A Futures Based Bitcoin ETF Proposed, Can It Pass SEC?

A Futures Based Bitcoin ETF Proposed, Can It Pass SEC?

WisdomTree, a New York based asset manager which last year launched a physically-backed Bitcoin ETP in Europe, plans to launch in the United States a bitcoin ETF with a twist. They say:

“The Fund may also invest up to 5% of its net assets in bitcoin futures contracts (“Bitcoin futures”). The Fund will invest in cash-settled Bitcoin futures traded on the Chicago Mercantile Exchange, which is a registered futures exchange, only. The Fund will not invest in Bitcoin directly.”

This is part of their WisdomTree Enhanced Commodity Strategy Fund which tracks commodities as an asset class.

They’ve now asked to add bitcoin to it, and just 5% of the total assets, with Bloomberg thinking they’re not gone go very far, but might it be different this time?

For years now countless of attempts have been made to get the American Securities and Exchanges Commission (SEC) to approve a bitcoin ETF with numerous designs put forward to them, but all have been rejected.

Following today’s revelations that US President Donald Trump told the Treasury Secretary to “go after bitcoin,” it may be these rejections are due to policy decisions coming from the top.

However the design of this particular ETF might not be very good for bitcoin because it “invests” in futures traded on CME.

They are fake futures in as far as there is no actual delivery of any asset or commodity, with their purpose being none other than to facilitate price manipulation.
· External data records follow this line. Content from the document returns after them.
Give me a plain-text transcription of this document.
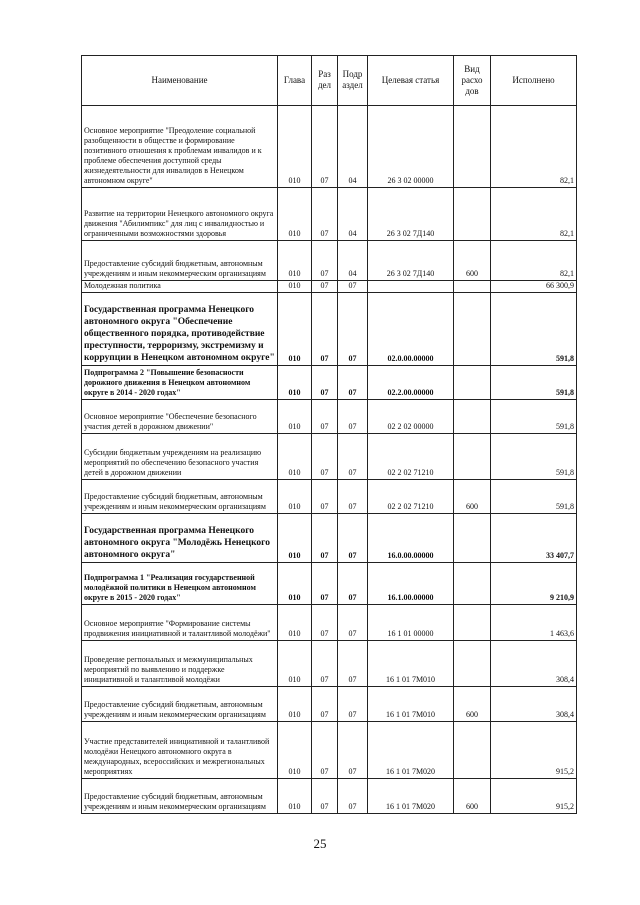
Наименование	Глава	Раз дел	Подр аздел	Целевая статья	Вид расхо дов	Исполнено
Основное мероприятие "Преодоление социальной разобщенности в обществе и формирование позитивного отношения к проблемам инвалидов и к проблеме обеспечения доступной среды жизнедеятельности для инвалидов в Ненецком автономном округе"	010	07	04	26 3 02 00000		82,1
Развитие на территории Ненецкого автономного округа движения "Абилимпикс" для лиц с инвалидностью и ограниченными возможностями здоровья	010	07	04	26 3 02 7Д140		82,1
Предоставление субсидий бюджетным, автономным учреждениям и иным некоммерческим организациям	010	07	04	26 3 02 7Д140	600	82,1
Молодежная политика	010	07	07			66 300,9
Государственная программа Ненецкого автономного округа "Обеспечение общественного порядка, противодействие преступности, терроризму, экстремизму и коррупции в Ненецком автономном округе"	010	07	07	02.0.00.00000		591,8
Подпрограмма 2 "Повышение безопасности дорожного движения в Ненецком автономном округе в 2014 - 2020 годах"	010	07	07	02.2.00.00000		591,8
Основное мероприятие "Обеспечение безопасного участия детей в дорожном движении"	010	07	07	02 2 02 00000		591,8
Субсидии бюджетным учреждениям на реализацию мероприятий по обеспечению безопасного участия детей в дорожном движении	010	07	07	02 2 02 71210		591,8
Предоставление субсидий бюджетным, автономным учреждениям и иным некоммерческим организациям	010	07	07	02 2 02 71210	600	591,8
Государственная программа Ненецкого автономного округа "Молодёжь Ненецкого автономного округа"	010	07	07	16.0.00.00000		33 407,7
Подпрограмма 1 "Реализация государственной молодёжной политики в Ненецком автономном округе в 2015 - 2020 годах"	010	07	07	16.1.00.00000		9 210,9
Основное мероприятие "Формирование системы продвижения инициативной и талантливой молодёжи"	010	07	07	16 1 01 00000		1 463,6
Проведение регпональных и межмуниципальных мероприятий по выявлению и поддержке инициативной и талантливой молодёжи	010	07	07	16 1 01 7М010		308,4
Предоставление субсидий бюджетным, автономным учреждениям и иным некоммерческим организациям	010	07	07	16 1 01 7М010	600	308,4
Участие представителей инициативной и талантливой молодёжи Ненецкого автономного округа в международных, всероссийских и межрегиональных мероприятиях	010	07	07	16 1 01 7М020		915,2
Предоставление субсидий бюджетным, автономным учреждениям и иным некоммерческим организациям	010	07	07	16 1 01 7М020	600	915,2
25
So from one perspective, allowing this ETF may actually be bad for bitcoin because it adds more liquidity to manipulative platforms, instead of to the spot trading bitcoin exchanges where the real price is set.

You can’t even find a silver lining here in suggesting the fund will have to hedge with the spot price, so some crumbles would trickle to the actual bitcoin.

That’s because this fund just tracks the price on futures, rather than trading it, so from their perspective whether up or down is irrelevant, and more a decision for individuals regarding whether or not to invest in the fund.

Those individuals may then hedge themselves, but ETFs and the like are more for pension funds.

That’s because the government restricts such pension funds or pension portfolios to invest only in stocks with some 90% of their assets.

The remaining 10% is then for everything else, oil, gold, art, eth, bitcoin, or any other commodity and asset.

You get around that restriction by having an ETF that tracks the price of say bitcoin, and then now where the law is concerned in this very specific case, bitcoin is a stock as and ETF is a stock product.

Thus it’s not too clear whether funds would be able to hedge because it’s not too clear whether it would comply with the regulations.

They may instead use the bitcoin exposure as a diversifier because it does not generally correlate with oil or gold or stocks, although temporarily it does sometime have correlations depending on events.

Since the bitcoin exposure would be through another fake instrument of futures, there may not be a demand increase for bitcoin itself from this ETF.

The only effect may instead be that Grayscale’s premium on their loopholed ETF like bitcoin, ethereum and other crypto products, might evaporate because wage earning pension savers can get an exposure through WisdomTree.

There would still be a difference however because this new proposed ETF is 95% other commodities, with bitcoin a tiny part of it.

So if you wanted actual bitcoin but in a stock form, you’d still have no access unless you go to Europe where there are an ever growing number of bitcoin, ethereum, and other ETFs which in Europe are called ETPs.

This new ETF however may go through in US as otherwise it would be a very, very hard argument for SEC to make considering it is just 5% of a basket of commodities and even then it is futures instead of actual bitcoin.

Which if it does go through, then from our perspective it may well show just how corrupt the American regulatory regime has become and just how politicized as well as very, very outdated.